4. LSD (Lysergic Acid Diethylamide)
Narkoba ini berjenis halusinogen dengan efek halusinasi visual dan auditori parah dan mwnyebabkan perubahan persepsi waktu. Zat ini mungkin tidak menyebabkan kecanduan fisik, tetapi dapat memicu gangguan mental jangka panjang. Dampak penggunaan LSD adalah seperti psikosis, flashback, dan gangguan kecemasan kronis.
5. Ekstasi (MDMA)
Narkoba berjenis stimulant dan halusinogen ringan yang memberikan efek euforia, rasa cinta dan empati diluar batas. Dapat mengakibatkan dehidrasi berat, hipertermia, dan bahkan gagal organ. Sangat berdampak ke kerusakan otak, gangguan mood, dan gangguan tidur.

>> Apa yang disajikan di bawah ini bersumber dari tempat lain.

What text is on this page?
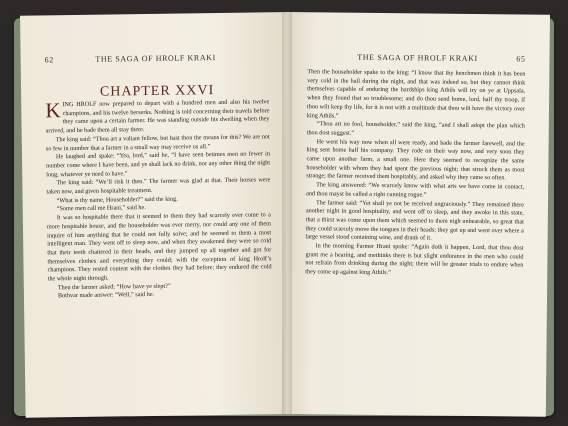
62	THE SAGA OF HROLF KRAKI
CHAPTER XXVI

KING HROLF now prepared to depart with a hundred men and also his twelve champions, and his twelve berserks. Nothing is told concerning their travels before they came upon a certain farmer. He was standing outside his dwelling when they arrived, and he bade them all stay there.

The king said: “Thou art a valiant fellow, but hast thou the means for this? We are not so few in number that a farmer in a small way may receive us all.”

He laughed and spake: “Yea, lord,” said he, “I have seen betimes men no fewer in number come where I have been, and ye shall lack no drink, nor any other thing the night long, whatever ye need to have.”

The king said: “We’ll risk it then.” The farmer was glad at that. Their horses were taken now, and given hospitable treatment.

“What is thy name, Householder?” said the king.

“Some men call me Hrani,” said he.

It was so hospitable there that it seemed to them they had scarcely ever come to a more hospitable house, and the householder was ever merry, nor could any one of them inquire of him anything that he could not fully solve; and he seemed to them a most intelligent man. They went off to sleep now, and when they awakened they were so cold that their teeth chattered in their heads, and they jumped up all together and got for themselves clothes and everything they could; with the exception of king Hrolf’s champions. They rested content with the clothes they had before; they endured the cold the whole night through.

Then the farmer asked: “How have ye slept?”

Bothvar made answer: “Well,” said he.

THE SAGA OF HROLF KRAKI	65

Then the householder spake to the king: “I know that thy henchmen think it has been very cold in the hall during the night, and that was indeed so, but they cannot think themselves capable of enduring the hardships king Athils will try on ye at Uppsala, when they found that so troublesome; and do thou send home, lord, half thy troop, if thou wilt keep thy life, for it is not with a multitude that thou wilt have the victory over king Athils.”

“Thou art no fool, householder,” said the king, “and I shall adopt the plan which thou dost suggest.”

He went his way now when all were ready, and bade the farmer farewell, and the king sent home half his company. They rode on their way now, and very soon they came upon another farm, a small one. Here they seemed to recognize the same householder with whom they had spent the previous night; that struck them as most strange; the farmer received them hospitably, and asked why they came so often.

The king answered: “We scarcely know with what arts we have come in contact, and thou mayst be called a right cunning rogue.”

The farmer said: “Yet shall ye not be received ungraciously.” They remained there another night in good hospitality, and went off to sleep, and they awoke in this state, that a thirst was come upon them which seemed to them nigh unbearable, so great that they could scarcely move the tongues in their heads; they got up and went over where a large vessel stood containing wine, and drank of it.

In the morning Farmer Hrani spoke: “Again doth it happen, Lord, that thou dost grant me a hearing, and methinks there is but slight endurance in the men who could not refrain from drinking during the night; there will be greater trials to endure when they come up against king Athils.”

6. Ganja (Cannabis) – pada penyalahgunaan berat
Berjenis Depresan dan halusinogen ringan. Memberikan efek rileks, euforia dan perubahan besar terhadap persepsi pengguna. Memiliki risiko ketergantungan psikologis, dan gangguan kognitif pada penggunaan jangka panjang. Ganja dapat menurunkan kemampuan belajar dan memori, hingga risiko gangguan mental.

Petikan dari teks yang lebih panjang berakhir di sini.